A Austrália, porém, possui uma política que permite a participação de atletas transgênero no críquete feminino em nível comunitário e oferece um caminho para competir na elite caso determinados critérios sejam cumpridos.

Reações no esporte

A sul-africana Marizanne Kapp classificou como “absolutamente ridícula” a decisão de permitir que Bangar jogue no críquete feminino de elite, refletindo preocupações sobre a equidade no esporte feminino que levaram diversas entidades esportivas internacionais a impor proibições semelhantes à do ICC.

Bangar, que atuava como rebatedora de topo e all-rounder em categorias de base em Mumbai, afirmou que sua transição fez com que ela não tivesse nenhuma vantagem sobre as jogadoras contra as quais competirá no críquete feminino de elite.

“Estou tentando colocar minha história, minhas evidências, meu corpo e meus dados médicos à disposição”, disse Bangar.

“Se você não quer realmente analisar isso e simplesmente baseia suas opiniões ou suposições na sua própria experiência, então isso também vem de uma falta de reconhecimento e de ignorância.”

Barreiras e ambições

Bangar afirmou que sua transição também abalou seus relacionamentos familiares.

“O apoio foi mínimo. A maior parte das coisas que fiz foi por minha própria conta. Minha família estava presente para as necessidades básicas e para a sobrevivência, mas, quando se tratava dos passos necessários e do apoio emocional, era apenas eu. Meu pai, no entanto, me ajudou com as cirurgias e com tudo o mais”, disse.

Bangar espera um dia jogar na Women’s Big Bash League, da Austrália, e na Women’s Premier League (WPL), da Índia, e representar seu país.

Os dois últimos sonhos dependem do Board of Control for Cricket in India (BCCI), que não possui uma política formal sobre a inclusão de atletas transgênero no críquete feminino, mas segue alinhado à decisão do ICC.
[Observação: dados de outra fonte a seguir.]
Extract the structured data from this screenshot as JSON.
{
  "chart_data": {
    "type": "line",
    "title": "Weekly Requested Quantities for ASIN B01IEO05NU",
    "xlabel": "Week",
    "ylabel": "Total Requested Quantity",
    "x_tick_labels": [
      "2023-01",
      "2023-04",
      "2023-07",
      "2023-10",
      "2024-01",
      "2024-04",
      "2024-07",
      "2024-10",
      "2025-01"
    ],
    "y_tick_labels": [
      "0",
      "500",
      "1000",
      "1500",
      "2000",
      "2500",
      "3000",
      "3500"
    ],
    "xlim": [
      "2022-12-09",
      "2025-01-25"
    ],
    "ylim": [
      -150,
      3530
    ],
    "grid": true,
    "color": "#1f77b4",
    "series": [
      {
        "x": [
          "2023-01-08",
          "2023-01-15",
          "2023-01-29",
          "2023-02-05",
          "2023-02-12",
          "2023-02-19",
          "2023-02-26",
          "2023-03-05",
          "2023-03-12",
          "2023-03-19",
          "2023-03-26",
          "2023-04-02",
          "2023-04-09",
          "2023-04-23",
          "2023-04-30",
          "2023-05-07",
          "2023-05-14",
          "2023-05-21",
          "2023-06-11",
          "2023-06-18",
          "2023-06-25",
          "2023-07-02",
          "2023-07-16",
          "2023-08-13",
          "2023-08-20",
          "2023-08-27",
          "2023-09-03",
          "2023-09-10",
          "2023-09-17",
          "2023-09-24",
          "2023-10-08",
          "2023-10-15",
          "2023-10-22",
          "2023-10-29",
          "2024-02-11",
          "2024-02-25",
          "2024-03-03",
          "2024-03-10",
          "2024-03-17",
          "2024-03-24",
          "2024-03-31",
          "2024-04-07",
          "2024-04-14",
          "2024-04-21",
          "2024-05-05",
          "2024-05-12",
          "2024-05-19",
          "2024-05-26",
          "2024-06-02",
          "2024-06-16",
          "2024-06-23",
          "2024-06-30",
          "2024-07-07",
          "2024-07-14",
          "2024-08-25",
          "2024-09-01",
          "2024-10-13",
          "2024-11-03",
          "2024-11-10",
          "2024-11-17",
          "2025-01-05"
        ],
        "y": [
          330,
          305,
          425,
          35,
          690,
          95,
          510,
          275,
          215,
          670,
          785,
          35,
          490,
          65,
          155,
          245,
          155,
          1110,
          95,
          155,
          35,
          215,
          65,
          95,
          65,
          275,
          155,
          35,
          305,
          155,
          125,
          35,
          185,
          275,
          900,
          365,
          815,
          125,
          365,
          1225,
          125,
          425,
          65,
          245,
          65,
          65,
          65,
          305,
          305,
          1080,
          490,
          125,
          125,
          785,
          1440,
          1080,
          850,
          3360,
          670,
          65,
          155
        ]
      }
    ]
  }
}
“Estou realmente ansiosa para jogar na WPL, representar meu país e conquistar algo pelo meu país”, acrescentou.

“Tudo depende do ICC e do BCCI e de suas diretrizes também. Espero que eles se inspirem na Cricket Australia e tentem estabelecer regras baseadas em análises caso a caso, em vez de proibições generalizadas.”
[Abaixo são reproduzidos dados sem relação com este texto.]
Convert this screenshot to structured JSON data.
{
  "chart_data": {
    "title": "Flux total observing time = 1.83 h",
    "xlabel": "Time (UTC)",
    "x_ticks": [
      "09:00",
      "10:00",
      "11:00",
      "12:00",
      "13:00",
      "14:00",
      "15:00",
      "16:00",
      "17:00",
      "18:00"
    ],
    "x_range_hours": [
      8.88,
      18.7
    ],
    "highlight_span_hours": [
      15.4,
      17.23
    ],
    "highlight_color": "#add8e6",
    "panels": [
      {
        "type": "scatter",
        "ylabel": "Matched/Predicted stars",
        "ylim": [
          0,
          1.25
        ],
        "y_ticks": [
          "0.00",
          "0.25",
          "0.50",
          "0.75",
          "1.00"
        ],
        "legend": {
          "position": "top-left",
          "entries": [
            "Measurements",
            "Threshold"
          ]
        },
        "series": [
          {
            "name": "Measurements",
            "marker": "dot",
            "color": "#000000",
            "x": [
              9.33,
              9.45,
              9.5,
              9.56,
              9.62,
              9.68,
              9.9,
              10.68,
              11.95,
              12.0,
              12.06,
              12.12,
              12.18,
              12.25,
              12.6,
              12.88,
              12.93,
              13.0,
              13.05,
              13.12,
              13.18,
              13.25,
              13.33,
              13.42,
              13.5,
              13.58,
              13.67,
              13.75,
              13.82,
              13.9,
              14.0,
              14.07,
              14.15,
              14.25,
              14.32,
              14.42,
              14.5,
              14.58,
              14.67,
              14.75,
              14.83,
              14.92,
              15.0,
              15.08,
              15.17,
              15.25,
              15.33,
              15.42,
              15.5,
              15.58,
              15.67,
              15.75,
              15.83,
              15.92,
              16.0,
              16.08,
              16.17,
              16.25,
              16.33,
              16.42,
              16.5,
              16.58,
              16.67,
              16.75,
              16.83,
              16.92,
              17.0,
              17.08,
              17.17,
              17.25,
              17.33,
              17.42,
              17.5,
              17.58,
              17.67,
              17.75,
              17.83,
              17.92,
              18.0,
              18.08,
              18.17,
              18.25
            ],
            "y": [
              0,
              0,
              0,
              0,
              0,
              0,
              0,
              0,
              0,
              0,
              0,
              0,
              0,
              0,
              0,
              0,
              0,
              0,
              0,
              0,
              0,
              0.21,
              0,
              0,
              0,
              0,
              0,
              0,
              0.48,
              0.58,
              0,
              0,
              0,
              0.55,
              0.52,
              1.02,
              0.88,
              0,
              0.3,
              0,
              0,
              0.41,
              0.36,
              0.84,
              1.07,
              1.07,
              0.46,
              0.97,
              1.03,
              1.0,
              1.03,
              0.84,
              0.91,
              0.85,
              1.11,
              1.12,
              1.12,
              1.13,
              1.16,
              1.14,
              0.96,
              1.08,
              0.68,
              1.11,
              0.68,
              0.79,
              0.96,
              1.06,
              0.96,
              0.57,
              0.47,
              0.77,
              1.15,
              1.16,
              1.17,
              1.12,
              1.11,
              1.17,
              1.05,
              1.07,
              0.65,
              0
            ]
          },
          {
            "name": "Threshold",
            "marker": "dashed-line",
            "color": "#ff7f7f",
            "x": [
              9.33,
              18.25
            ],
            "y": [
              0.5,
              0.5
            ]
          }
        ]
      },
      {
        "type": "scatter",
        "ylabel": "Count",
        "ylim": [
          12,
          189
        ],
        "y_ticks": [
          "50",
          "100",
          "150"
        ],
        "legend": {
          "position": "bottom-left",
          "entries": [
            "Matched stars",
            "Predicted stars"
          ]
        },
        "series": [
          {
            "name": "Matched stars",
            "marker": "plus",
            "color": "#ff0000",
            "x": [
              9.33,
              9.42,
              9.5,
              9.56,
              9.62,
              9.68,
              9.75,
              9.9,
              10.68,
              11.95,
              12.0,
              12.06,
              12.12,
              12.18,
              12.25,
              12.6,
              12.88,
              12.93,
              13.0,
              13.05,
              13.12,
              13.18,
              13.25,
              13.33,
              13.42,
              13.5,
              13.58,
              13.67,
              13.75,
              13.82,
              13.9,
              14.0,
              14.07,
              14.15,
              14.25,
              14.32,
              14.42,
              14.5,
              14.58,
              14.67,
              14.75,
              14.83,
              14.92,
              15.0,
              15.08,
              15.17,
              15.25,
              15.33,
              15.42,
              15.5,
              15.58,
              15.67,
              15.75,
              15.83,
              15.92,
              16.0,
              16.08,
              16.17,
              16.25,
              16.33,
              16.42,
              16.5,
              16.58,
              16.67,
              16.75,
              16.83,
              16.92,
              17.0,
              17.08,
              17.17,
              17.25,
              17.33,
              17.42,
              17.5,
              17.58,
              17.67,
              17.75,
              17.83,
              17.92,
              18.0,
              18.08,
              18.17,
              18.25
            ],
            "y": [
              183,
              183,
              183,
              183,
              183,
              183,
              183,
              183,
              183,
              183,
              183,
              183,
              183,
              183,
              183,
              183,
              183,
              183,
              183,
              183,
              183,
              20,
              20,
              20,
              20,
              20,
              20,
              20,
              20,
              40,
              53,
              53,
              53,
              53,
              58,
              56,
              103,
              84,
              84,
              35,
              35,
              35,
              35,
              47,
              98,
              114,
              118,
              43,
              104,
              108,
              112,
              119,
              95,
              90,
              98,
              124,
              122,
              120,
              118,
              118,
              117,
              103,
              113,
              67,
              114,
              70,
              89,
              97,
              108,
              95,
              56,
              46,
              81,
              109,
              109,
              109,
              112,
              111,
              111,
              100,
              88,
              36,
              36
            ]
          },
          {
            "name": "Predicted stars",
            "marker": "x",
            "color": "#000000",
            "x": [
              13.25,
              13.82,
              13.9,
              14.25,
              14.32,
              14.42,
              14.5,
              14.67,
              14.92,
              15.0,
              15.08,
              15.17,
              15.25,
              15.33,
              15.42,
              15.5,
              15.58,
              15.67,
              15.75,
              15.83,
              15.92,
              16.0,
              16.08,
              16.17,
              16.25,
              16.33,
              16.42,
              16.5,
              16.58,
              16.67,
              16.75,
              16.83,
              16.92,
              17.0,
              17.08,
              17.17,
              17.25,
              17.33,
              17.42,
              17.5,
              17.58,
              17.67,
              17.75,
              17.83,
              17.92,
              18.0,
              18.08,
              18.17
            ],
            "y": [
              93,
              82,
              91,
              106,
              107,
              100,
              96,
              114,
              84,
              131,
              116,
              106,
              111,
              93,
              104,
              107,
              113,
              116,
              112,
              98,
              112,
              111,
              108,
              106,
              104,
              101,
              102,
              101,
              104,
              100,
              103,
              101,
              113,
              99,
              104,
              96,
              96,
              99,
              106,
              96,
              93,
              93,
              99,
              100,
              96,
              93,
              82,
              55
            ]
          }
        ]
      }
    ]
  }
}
As primeiras tentativas de Bangar de entrar em contato com o BCCI não tiveram resposta.

“Ter um pai que representou o país e eu, que também fiz parte do ecossistema do BCCI, fez com que eu encontrasse silêncio quando tentei apresentar meu caso a eles”, disse.

“Eu não fiz isso movida pela emoção. Era algo baseado no mérito, na ciência e em um diálogo aberto que eu queria estabelecer. Foi muito doloroso perceber que meu próprio país não estava ao meu lado”, completou.